If you don’t have room for a shade tree, then you might replace a redbud or white dogwood with a kousa dogwood or cornelian cherry dogwood that have edible fruit and pretty blooms. Maybe a pawpaw tree or a cherry or a peach. Or dwarf or simi-dwarf apples and pears. Maybe serviceberries.

Here’s an idea: Bud-9 and M-27 and G-41 dwarf roots produce apple trees no more than 6 to 8 feet tall. Since these little guys need staking, consider an espalier, or how about a hedgerow or cordon with a couple posts and wires to support the trees and plant them three feet apart like you would boxwoods or viburnum shrubs? You could have a thick hedge…. loaded with lovely fruit you can pick with no ladder. Wouldn’t look bad either—a cordon acting as a hedge with lots of apples for eating and cooking.

Hedges and screens could also be created with jujube trees, currant or gooseberry bushes. A bed of blueberries…especially ones with red or yellow limbs that show in winter, with pink and white blooms in spring, and blue berries in June and July…would look nice.

Borders. Instead of phlox or candytuft or monkey grass, how about a dwarf blueberry or a creeping raspberry or some strawberries? The forsythia bush might be replaced with a honeyberry bush. A burning bush might be replaced with a dwarf cherry bush.

Most have seen contorted filberts, called Harry Lauder’s Walking Stick? Well, since hazelnuts need a second variety to cross pollinate, why not find a spot for a couple more hazelnuts, and your contorted one will have one more added attraction. Nuts!

Arbors and fences could be covered with grapes, kiwi, passion flower vines, hops or magnolia vines.

You might not have to give up your fall color with nuts and fruits either. Some apples have red or orange fall color, hickory trees have golden yellow and some grapes have red leaves in the fall.

For everyone, a couple blueberries or gooseberries worked into the flower bed will not even draw attention to your fruiting ambitions. Add in sun chokes (Jerusalem artichokes which look like sunflowers) and they will fit right in with black-eyed-susans and echinacea.

Other edible cuties would include asparagus, service berry bushes, or a raised bed filled with strawberry plants. Strawberries would look good most anywhere you would have a raised flower bed or a terraced wall with flowers just beyond it.

Then, let’s don’t forget you already probably grow some edibles….for you can eat daylily, hosta, nasturtiums and a whole bunch of things you probably never even considered.

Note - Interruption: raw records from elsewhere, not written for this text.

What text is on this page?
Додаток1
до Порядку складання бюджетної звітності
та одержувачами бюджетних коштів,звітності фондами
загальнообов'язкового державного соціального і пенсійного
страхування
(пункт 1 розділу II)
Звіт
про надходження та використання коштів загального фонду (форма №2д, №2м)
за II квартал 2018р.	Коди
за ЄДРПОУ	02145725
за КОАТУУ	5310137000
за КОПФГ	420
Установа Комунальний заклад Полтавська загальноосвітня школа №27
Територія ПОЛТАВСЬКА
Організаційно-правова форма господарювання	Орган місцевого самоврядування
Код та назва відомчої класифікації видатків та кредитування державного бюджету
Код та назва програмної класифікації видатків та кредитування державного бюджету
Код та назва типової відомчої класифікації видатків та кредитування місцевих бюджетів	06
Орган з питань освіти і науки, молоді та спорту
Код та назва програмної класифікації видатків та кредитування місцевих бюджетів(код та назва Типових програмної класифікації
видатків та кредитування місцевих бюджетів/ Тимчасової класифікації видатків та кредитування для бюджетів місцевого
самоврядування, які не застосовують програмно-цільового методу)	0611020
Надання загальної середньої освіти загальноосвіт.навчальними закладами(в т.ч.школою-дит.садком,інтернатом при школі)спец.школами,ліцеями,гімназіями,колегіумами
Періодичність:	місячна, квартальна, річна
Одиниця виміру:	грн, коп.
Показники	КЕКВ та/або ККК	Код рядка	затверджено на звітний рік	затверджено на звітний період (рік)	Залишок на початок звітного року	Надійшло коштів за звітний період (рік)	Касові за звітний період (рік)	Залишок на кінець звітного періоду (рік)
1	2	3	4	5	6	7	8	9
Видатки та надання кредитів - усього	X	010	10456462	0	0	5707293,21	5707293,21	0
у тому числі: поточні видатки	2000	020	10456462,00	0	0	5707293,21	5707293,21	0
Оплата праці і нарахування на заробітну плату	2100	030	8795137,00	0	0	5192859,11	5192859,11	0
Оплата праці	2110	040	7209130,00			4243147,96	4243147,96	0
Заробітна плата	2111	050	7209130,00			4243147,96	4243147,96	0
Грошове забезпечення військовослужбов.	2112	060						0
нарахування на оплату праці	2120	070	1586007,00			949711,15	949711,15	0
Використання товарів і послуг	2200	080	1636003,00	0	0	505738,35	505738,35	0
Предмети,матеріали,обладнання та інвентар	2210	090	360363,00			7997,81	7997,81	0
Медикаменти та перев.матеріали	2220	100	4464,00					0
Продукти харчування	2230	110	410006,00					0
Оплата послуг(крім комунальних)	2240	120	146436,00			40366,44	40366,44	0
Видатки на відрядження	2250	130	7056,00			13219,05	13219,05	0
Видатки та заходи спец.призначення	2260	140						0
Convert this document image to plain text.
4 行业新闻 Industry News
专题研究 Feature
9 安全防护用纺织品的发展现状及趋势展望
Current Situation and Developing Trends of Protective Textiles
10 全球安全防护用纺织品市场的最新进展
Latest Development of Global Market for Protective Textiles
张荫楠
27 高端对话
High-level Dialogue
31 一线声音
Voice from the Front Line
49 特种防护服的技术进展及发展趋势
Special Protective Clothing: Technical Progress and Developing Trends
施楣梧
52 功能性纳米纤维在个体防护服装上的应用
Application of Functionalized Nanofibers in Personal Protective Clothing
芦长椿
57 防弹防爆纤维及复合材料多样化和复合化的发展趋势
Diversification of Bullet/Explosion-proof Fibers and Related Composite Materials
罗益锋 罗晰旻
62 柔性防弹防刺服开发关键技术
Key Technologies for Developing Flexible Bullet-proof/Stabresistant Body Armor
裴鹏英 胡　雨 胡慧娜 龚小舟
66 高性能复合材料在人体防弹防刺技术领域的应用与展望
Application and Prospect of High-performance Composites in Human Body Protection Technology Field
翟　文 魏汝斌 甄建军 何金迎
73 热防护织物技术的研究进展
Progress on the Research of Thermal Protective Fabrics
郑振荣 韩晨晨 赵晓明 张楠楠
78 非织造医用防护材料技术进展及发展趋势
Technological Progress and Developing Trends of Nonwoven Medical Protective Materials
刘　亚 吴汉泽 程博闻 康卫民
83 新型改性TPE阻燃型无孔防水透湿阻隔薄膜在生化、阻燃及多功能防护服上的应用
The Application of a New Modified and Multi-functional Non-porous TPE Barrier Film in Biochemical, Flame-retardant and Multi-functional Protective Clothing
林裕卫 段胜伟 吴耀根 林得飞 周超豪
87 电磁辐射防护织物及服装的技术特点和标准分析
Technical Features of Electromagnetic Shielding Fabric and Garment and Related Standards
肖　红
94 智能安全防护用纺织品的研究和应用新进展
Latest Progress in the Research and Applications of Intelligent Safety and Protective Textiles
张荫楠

Oak trees drop nuts and sweet gum and sycamore drops stickyballs, so why not some pears or chestnuts? And a full sized apple tree can be limbed up like a maple, with fruits way up high and you can walk and mow under it’s limbs. Should you have trouble finding a full sized apple—you can plant a dwarf one really deep so the graft union will be buried and the top part of the tree would put out roots just below the surface and become a full sized tree. Look for a graft union just above the roots—for budded trees have the new variety a foot or more above the root and you don’t want to be planting your apple tree that deep.

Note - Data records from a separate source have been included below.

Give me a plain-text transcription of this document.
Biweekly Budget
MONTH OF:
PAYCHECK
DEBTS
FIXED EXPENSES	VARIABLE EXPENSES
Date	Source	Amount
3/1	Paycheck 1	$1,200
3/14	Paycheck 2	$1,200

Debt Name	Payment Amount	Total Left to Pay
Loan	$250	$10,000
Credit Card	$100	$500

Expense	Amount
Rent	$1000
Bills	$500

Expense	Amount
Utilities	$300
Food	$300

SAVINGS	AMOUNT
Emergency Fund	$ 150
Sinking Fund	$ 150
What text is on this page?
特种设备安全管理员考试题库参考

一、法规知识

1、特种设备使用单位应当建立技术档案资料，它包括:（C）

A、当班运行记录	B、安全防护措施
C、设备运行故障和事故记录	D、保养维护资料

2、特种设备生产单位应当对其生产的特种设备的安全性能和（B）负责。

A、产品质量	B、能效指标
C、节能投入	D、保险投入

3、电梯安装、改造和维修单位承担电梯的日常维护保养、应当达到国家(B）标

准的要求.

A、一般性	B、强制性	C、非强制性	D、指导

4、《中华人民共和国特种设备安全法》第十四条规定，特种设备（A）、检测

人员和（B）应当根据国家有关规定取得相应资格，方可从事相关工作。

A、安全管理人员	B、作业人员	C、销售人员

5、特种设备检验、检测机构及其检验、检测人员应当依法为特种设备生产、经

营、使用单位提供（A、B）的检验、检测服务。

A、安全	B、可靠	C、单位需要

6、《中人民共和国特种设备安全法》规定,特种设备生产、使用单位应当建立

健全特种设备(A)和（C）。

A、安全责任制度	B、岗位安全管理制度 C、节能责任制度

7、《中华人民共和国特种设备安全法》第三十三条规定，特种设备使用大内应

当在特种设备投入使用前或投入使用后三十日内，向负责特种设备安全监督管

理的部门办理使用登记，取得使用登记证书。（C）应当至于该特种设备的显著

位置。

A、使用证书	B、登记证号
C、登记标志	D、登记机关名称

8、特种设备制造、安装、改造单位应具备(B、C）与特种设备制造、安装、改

Not every nut, not every apple or peach, just like not every maple, will make a perfect lawn tree. But, there are good ones if you search them out. They may be old varieties your grandparents grew, and hard to find. Yellow and red delicious aren’t much to look at in the front yard. But, a Liberty or King David apple just might work. I know a well planned yard with fruits and nuts can work, for I’ve done it more than once over the years. My hope is it will also work for some of my readers.